Companies Make Seller-Centric Content, Interrupting To Talk About Themselves But Sales Are Buyer-Driven, And Feed On Buyer-Centric Content

Zack West, FlashPointLabs’ founder and president, is an honors UC Berkeley graduate and Saint Mary’s College of California MBA Candidate (2024) who grew up in rural northwestern Connecticut. 

Zack believes there at ‘two kinds’ of marketing: that taught in school, which typically applies to mid-20th-century behemoth companies (complete with presumptuous plans, written at the outset of a marketing operation, when little-to-nothing is known), and the marketing learned on the job, in the proverbial trenches of marketing. 

Hailing from a highly technical background as a network engineer and later product manager, Zack is ‘fluent in technology’. Zack is among elite brand, growth, and demand generation marketers who recognize that Web 2.0 has changed the way we buy.

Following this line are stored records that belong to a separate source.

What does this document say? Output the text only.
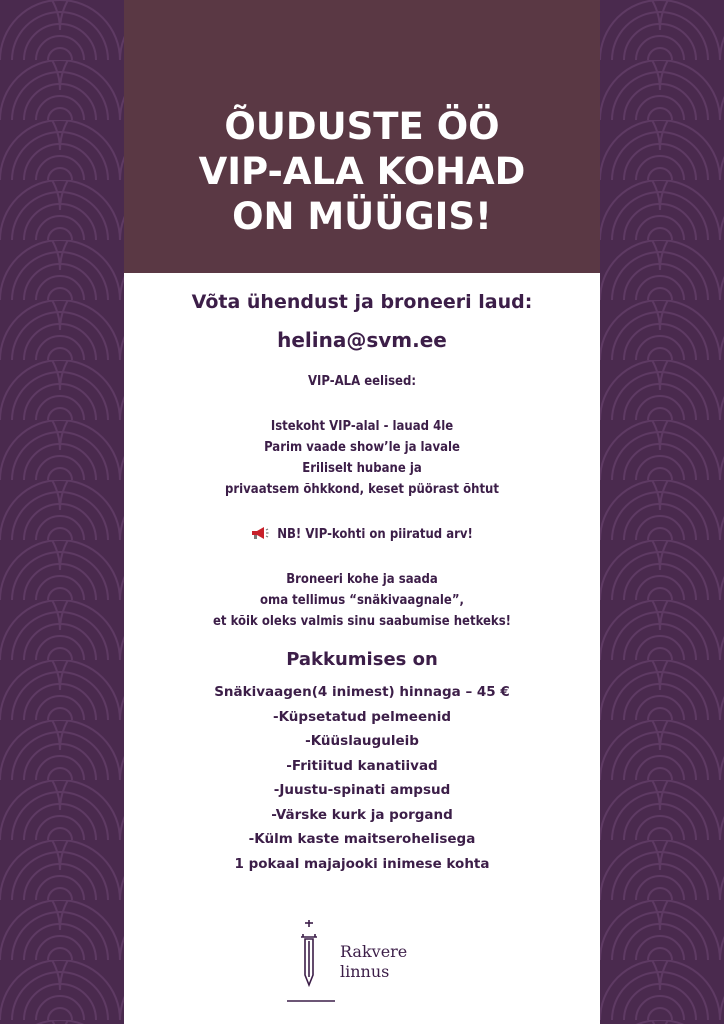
ÕUDUSTE ÖÖ
VIP-ALA KOHAD
ON MÜÜGIS!
Võta ühendust ja broneeri laud:
helina@svm.ee
VIP-ALA eelised:
Istekoht VIP-alal - lauad 4le
Parim vaade show’le ja lavale
Eriliselt hubane ja
privaatsem õhkkond, keset püörast õhtut
NB! VIP-kohti on piiratud arv!
Broneeri kohe ja saada
oma tellimus “snäkivaagnale”,
et kõik oleks valmis sinu saabumise hetkeks!
Pakkumises on
Snäkivaagen(4 inimest) hinnaga – 45 €
-Küpsetatud pelmeenid
-Küüslauguleib
-Fritiitud kanatiivad
-Juustu-spinati ampsud
-Värske kurk ja porgand
-Külm kaste maitserohelisega
1 pokaal majajooki inimese kohta
Rakvere
linnus
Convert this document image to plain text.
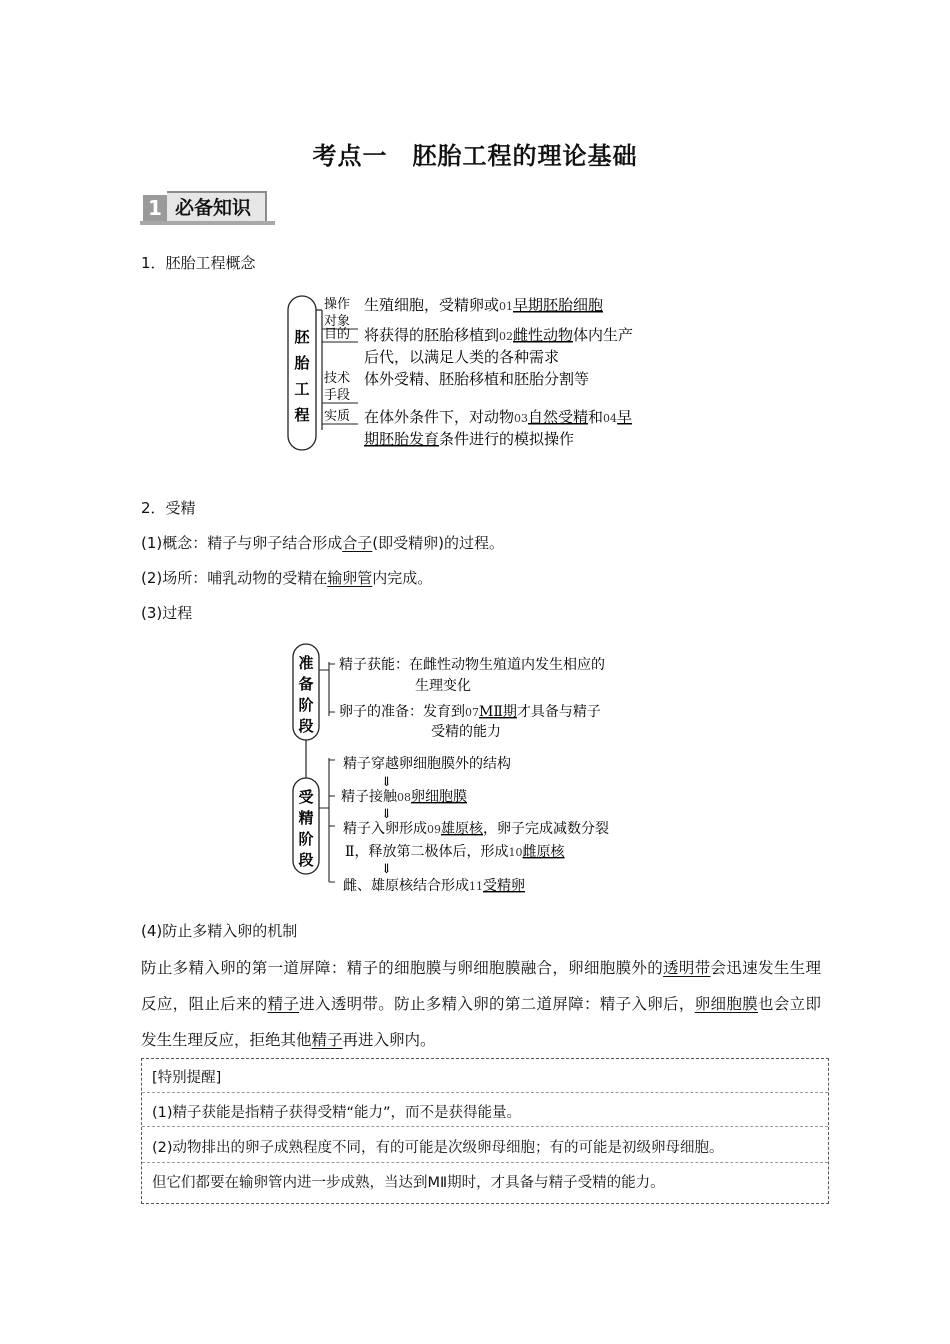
考点一　胚胎工程的理论基础
必备知识
1
1．胚胎工程概念
胚胎工程
操作
对象
生殖细胞，受精卵或01早期胚胎细胞
目的 将获得的胚胎移植到02雌性动物体内生产
后代，以满足人类的各种需求
技术
手段
体外受精、胚胎移植和胚胎分割等
实质 在体外条件下，对动物03自然受精和04早
期胚胎发育条件进行的模拟操作
2．受精
(1)概念：精子与卵子结合形成合子(即受精卵)的过程。
(2)场所：哺乳动物的受精在输卵管内完成。
(3)过程
准备阶段
受精阶段
精子获能：在雌性动物生殖道内发生相应的
生理变化
卵子的准备：发育到07MⅡ期才具备与精子
受精的能力
精子穿越卵细胞膜外的结构
⇓
精子接触08卵细胞膜
⇓
精子入卵形成09雄原核，卵子完成减数分裂
Ⅱ，释放第二极体后，形成10雌原核
⇓
雌、雄原核结合形成11受精卵
(4)防止多精入卵的机制
防止多精入卵的第一道屏障：精子的细胞膜与卵细胞膜融合，卵细胞膜外的透明带会迅速发生生理反应，阻止后来的精子进入透明带。防止多精入卵的第二道屏障：精子入卵后，卵细胞膜也会立即发生生理反应，拒绝其他精子再进入卵内。
[特别提醒]
(1)精子获能是指精子获得受精“能力”，而不是获得能量。
(2)动物排出的卵子成熟程度不同，有的可能是次级卵母细胞；有的可能是初级卵母细胞。
但它们都要在输卵管内进一步成熟，当达到MⅡ期时，才具备与精子受精的能力。
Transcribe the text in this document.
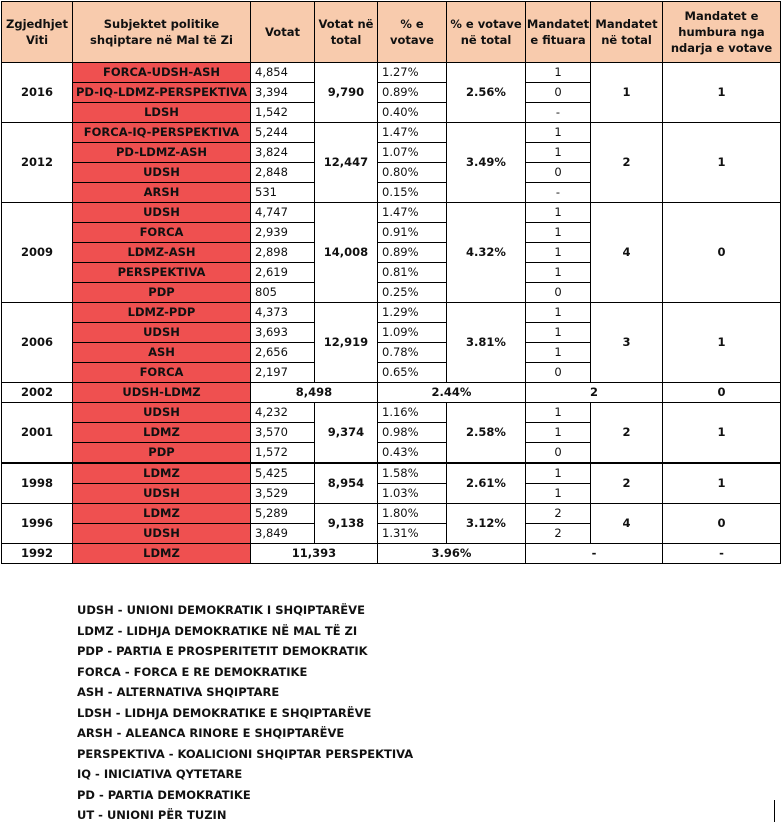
Zgjedhjet Viti	Subjektet politike shqiptare në Mal të Zi	Votat	Votat në total	% e votave	% e votave në total	Mandatet e fituara	Mandatet në total	Mandatet e humbura nga ndarja e votave
2016	FORCA-UDSH-ASH	4,854	9,790	1.27%	2.56%	1	1	1
	PD-IQ-LDMZ-PERSPEKTIVA	3,394		0.89%		0		
	LDSH	1,542		0.40%		-		
2012	FORCA-IQ-PERSPEKTIVA	5,244	12,447	1.47%	3.49%	1	2	1
	PD-LDMZ-ASH	3,824		1.07%		1		
	UDSH	2,848		0.80%		0		
	ARSH	531		0.15%		-		
2009	UDSH	4,747	14,008	1.47%	4.32%	1	4	0
	FORCA	2,939		0.91%		1		
	LDMZ-ASH	2,898		0.89%		1		
	PERSPEKTIVA	2,619		0.81%		1		
	PDP	805		0.25%		0		
2006	LDMZ-PDP	4,373	12,919	1.29%	3.81%	1	3	1
	UDSH	3,693		1.09%		1		
	ASH	2,656		0.78%		1		
	FORCA	2,197		0.65%		0		
2002	UDSH-LDMZ	8,498		2.44%		2		0
2001	UDSH	4,232	9,374	1.16%	2.58%	1	2	1
	LDMZ	3,570		0.98%		1		
	PDP	1,572		0.43%		0		
1998	LDMZ	5,425	8,954	1.58%	2.61%	1	2	1
	UDSH	3,529		1.03%		1		
1996	LDMZ	5,289	9,138	1.80%	3.12%	2	4	0
	UDSH	3,849		1.31%		2		
1992	LDMZ	11,393		3.96%		-		-
UDSH - UNIONI DEMOKRATIK I SHQIPTARËVE
LDMZ - LIDHJA DEMOKRATIKE NË MAL TË ZI
PDP - PARTIA E PROSPERITETIT DEMOKRATIK
FORCA - FORCA E RE DEMOKRATIKE
ASH - ALTERNATIVA SHQIPTARE
LDSH - LIDHJA DEMOKRATIKE E SHQIPTARËVE
ARSH - ALEANCA RINORE E SHQIPTARËVE
PERSPEKTIVA - KOALICIONI SHQIPTAR PERSPEKTIVA
IQ - INICIATIVA QYTETARE
PD - PARTIA DEMOKRATIKE
UT - UNIONI PËR TUZIN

Zack is among inbound experts like like Mark W. Schaefer, Gary Vaynerchuk, Marcus Sheridan, and Joe Pulizzi. Like these experts, Zack realized that rather than interpreting the almost universal avoidance of ads and brochures as a problem, most marketers typically apply technologies in ever-more-interruptive ways without considering the First Principles approach of asking whether there’s another way.

Zack resides in the San Francisco Bay Area and is an active skier, cyclist, and in-line skater.